Anamnèse
Une femme de 56 ans, ayant des antécédents de dyslipidémie, de cardiopathie ischémique chronique traitée par AAS et de migraines avec et sans aura visuelle depuis sa jeunesse, a consulté en raison de vomissements, d'épigastralgies et d'une perte de poids > 10 % en trois mois. Une étude a été entamée, qui a révélé une zone évocatrice de néoplasie à la gastroscopie. La biopsie a révélé un adénocarcinome gastrique diffus avec des cellules en anneau de signet. Le bilan d'extension était normal.
Avec un diagnostic d'adénocarcinome gastrique cT3N0M0, un traitement périopératoire par XELOX est proposé.

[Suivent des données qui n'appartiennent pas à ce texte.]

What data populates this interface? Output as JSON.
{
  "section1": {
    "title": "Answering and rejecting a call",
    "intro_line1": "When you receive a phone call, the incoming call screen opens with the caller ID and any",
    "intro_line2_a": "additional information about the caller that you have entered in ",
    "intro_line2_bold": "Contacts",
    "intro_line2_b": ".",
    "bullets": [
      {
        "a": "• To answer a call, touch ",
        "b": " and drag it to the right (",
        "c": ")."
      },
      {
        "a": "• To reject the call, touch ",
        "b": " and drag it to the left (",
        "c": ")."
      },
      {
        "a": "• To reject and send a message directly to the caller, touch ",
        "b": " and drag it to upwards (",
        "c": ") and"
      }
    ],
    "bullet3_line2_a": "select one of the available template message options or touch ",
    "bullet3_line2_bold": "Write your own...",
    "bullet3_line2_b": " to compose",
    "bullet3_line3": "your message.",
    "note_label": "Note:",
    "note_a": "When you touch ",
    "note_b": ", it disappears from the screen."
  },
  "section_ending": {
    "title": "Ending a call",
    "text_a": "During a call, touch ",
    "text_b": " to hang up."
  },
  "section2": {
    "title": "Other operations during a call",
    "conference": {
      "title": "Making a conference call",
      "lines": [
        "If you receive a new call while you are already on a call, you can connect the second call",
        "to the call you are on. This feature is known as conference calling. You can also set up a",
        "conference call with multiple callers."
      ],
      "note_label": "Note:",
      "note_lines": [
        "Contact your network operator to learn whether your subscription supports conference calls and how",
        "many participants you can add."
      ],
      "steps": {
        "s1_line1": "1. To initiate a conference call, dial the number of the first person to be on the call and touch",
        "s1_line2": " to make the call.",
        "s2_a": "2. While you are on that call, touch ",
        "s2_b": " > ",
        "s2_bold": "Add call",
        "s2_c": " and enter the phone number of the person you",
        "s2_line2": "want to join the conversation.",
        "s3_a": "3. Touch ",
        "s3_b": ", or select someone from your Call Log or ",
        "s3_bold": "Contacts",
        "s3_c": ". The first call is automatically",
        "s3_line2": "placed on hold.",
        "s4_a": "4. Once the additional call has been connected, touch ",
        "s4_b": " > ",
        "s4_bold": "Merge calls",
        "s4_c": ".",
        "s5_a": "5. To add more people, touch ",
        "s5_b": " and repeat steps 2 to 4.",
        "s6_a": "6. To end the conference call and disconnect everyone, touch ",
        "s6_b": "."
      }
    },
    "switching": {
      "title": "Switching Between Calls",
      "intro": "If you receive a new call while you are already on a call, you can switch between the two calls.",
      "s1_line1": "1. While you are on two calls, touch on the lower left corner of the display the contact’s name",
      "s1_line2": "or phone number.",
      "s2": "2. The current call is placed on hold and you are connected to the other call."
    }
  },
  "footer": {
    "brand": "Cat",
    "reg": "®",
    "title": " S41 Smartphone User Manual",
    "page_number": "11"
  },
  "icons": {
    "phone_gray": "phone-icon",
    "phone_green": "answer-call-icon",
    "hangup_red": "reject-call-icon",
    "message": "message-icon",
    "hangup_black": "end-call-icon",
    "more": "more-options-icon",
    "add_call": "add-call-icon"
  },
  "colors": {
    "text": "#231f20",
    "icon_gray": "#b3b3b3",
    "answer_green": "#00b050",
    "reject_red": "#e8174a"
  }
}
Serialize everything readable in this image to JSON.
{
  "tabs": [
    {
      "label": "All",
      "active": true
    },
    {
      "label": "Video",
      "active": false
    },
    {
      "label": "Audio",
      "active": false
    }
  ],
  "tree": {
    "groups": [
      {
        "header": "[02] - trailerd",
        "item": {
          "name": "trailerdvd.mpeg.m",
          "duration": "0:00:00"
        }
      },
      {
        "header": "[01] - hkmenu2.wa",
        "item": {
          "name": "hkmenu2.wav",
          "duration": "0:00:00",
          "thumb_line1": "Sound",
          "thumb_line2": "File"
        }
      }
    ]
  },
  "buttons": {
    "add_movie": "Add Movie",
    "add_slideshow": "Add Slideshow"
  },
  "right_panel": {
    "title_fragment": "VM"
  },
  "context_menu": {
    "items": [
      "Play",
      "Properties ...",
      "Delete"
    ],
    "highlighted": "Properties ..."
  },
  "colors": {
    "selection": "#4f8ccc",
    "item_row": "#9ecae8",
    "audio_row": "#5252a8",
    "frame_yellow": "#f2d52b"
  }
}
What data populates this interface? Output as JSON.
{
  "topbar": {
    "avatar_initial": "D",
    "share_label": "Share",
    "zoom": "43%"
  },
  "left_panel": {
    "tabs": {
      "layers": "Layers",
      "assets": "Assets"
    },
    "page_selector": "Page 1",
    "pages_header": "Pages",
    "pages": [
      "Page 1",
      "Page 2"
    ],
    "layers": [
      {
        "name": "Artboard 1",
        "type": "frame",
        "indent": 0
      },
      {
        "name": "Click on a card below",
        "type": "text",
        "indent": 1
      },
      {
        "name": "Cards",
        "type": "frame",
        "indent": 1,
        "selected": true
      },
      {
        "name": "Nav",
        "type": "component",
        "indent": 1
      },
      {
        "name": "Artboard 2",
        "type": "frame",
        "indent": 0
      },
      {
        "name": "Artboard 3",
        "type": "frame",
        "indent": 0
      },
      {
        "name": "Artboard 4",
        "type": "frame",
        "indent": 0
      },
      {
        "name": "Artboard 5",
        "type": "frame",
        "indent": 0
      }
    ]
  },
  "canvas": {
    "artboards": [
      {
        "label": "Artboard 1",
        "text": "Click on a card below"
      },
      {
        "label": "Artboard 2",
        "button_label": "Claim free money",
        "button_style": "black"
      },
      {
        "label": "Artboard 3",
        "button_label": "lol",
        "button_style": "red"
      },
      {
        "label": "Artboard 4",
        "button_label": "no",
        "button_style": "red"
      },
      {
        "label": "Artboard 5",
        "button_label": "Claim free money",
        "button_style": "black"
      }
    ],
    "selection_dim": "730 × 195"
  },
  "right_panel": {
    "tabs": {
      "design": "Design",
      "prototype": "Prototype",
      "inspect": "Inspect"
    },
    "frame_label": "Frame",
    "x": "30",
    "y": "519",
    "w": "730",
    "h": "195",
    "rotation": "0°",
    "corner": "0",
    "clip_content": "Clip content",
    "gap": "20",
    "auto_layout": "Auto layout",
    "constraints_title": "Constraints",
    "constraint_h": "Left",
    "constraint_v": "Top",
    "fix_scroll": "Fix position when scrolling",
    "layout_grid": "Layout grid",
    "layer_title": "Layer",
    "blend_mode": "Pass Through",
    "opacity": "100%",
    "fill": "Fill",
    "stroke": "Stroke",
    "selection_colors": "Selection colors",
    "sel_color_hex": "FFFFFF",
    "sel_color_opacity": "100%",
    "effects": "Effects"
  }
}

Pendant la première perfusion d'oxaliplatine, vision floue, obscurcissement du champ visuel et amaurose de l'œil gauche pendant 15 minutes avec céphalées frontales et rétroculaires bilatérales et sonophotophobie.
Après la fin du traitement, une faiblesse du membre inférieur gauche, une déviation du coin de la bouche et une altération de l'articulation de la parole d'une durée de 20 minutes sont apparues. Les symptômes se sont résorbés dans les heures qui ont suivi, avec un épisode ultérieur présentant les mêmes caractéristiques et d'une durée plus courte, et le patient a été admis pour un examen plus approfondi.

Examen physique
Hémiparésie gauche 4+/5. Réflexes ostéotendineux vivants sans augmentation de la surface. Réflexe cutanéoplantaire fléchisseur droit et réflexe cutanéoplantaire extenseur gauche. Hémihypoesthésie tactoalgique dans l'hémiface et l'hémicorps gauches. Résultats neurologiques et systémiques normaux et autres examens neurologiques.

Examens complémentaires
Tomodensitométrie crânienne : hypodensité douteuse de moins de 15 mm dans les ganglions de la base droite.
IRM cérébrale : pas d'anomalie morphologique ou vasculaire. Pas de signes d'ischémie ou d'infiltration métastatique.
Électrocardiogramme, échocardiogramme, bilan sanguin complet : pas d'anomalie notable.

Diagnostic
Point de vue neurologique à étudier.

Traitement
Observation.

Évolution
Dans les premières heures de l'admission, les symptômes se sont complètement résorbés, sans récidive.
En l'absence de résultats intéressants pour l'étude, en excluant les principales causes centrales et cardiovasculaires, et avec la disparition des symptômes, la sortie a été décidée. On a conclu qu'il s'agissait d'épisodes isolés de focalité neurologique qui s'étaient complètement résorbés, et aucun traitement spécifique n'a été prescrit.
Trois semaines après le premier cycle, le patient, qui avait par ailleurs bien toléré le traitement, a été réévalué et un deuxième cycle a été administré. A la fin de la perfusion d'oxaliplatine, les symptômes neurologiques sont réapparus et sont revenus dans les 12 heures.
Compte tenu de la relation temporelle, les symptômes ont été attribués à la toxicité de l'oxaliplatine. Compte tenu de l'atteinte neurologique importante, bien que réversible, il a été décidé de suspendre la chimiothérapie et une intervention chirurgicale a été programmée.